Development and economic/environmental benefits of a gas-fired absorption heat pump for domestic heating

Currently, the shift towards completely renewable and electrified space heating appears to be a necessary step in effectively mitigating climate change. However, this will require a long transition period to upgrade electricity generation and distribution capacity, as well as to renovate building envelopes and systems. Gas Heat Pumps (GHP) represent the most suitable option to reduce fuel consumption and CO2 emissions in building heated by gas boilers, thanks to their ability to efficiently deliver high supply water temperatures without reducing the heating capacity. In this work, a single effect ammonia-water GHP for space heating and domestic hot water production is described.
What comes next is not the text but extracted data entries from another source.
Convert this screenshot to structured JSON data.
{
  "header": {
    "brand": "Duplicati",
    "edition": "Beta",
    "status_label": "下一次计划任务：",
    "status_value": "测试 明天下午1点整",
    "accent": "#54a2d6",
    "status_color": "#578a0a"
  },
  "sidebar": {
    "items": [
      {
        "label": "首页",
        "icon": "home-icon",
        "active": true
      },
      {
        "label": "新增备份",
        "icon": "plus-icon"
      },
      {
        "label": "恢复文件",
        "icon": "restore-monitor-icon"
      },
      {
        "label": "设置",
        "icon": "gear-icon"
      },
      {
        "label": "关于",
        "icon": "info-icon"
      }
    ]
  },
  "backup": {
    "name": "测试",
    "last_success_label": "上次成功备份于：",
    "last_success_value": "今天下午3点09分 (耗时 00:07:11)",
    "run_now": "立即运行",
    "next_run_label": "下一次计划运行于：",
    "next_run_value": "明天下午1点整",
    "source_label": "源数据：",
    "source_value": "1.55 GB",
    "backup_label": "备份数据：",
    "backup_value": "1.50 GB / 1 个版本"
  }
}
The GHP development was driven by three main goals: 1. Wide use of commercially available components, as stainless-steel plate heat exchangers, to boost the GHP industrialization. 2. Performance improvement in the whole wide range of operating conditions, thanks to the control of the flow rate of liquid solution. 3. Reduction of dimensions and cost by introducing a new design for some components of the GHP’s generator. The GHP's ability to deliver high-temperature water without reducing the available heat output (in this case, 10 kW, but easily scalable) makes it suitable for replacing boilers in existing buildings with high-temperature heat distribution (radiators), reducing energy consumption by at least 30% with respect of a gas boiler. The achievable reduction in consumption and emissions is demonstrated through the calculation of yearly fuel consumption in specific case studies Chinese and international potential applications. These calculations relay on laboratory data measured in an accredited laboratory and are based on the BIN method, which includes specific climate data and customized heating curves.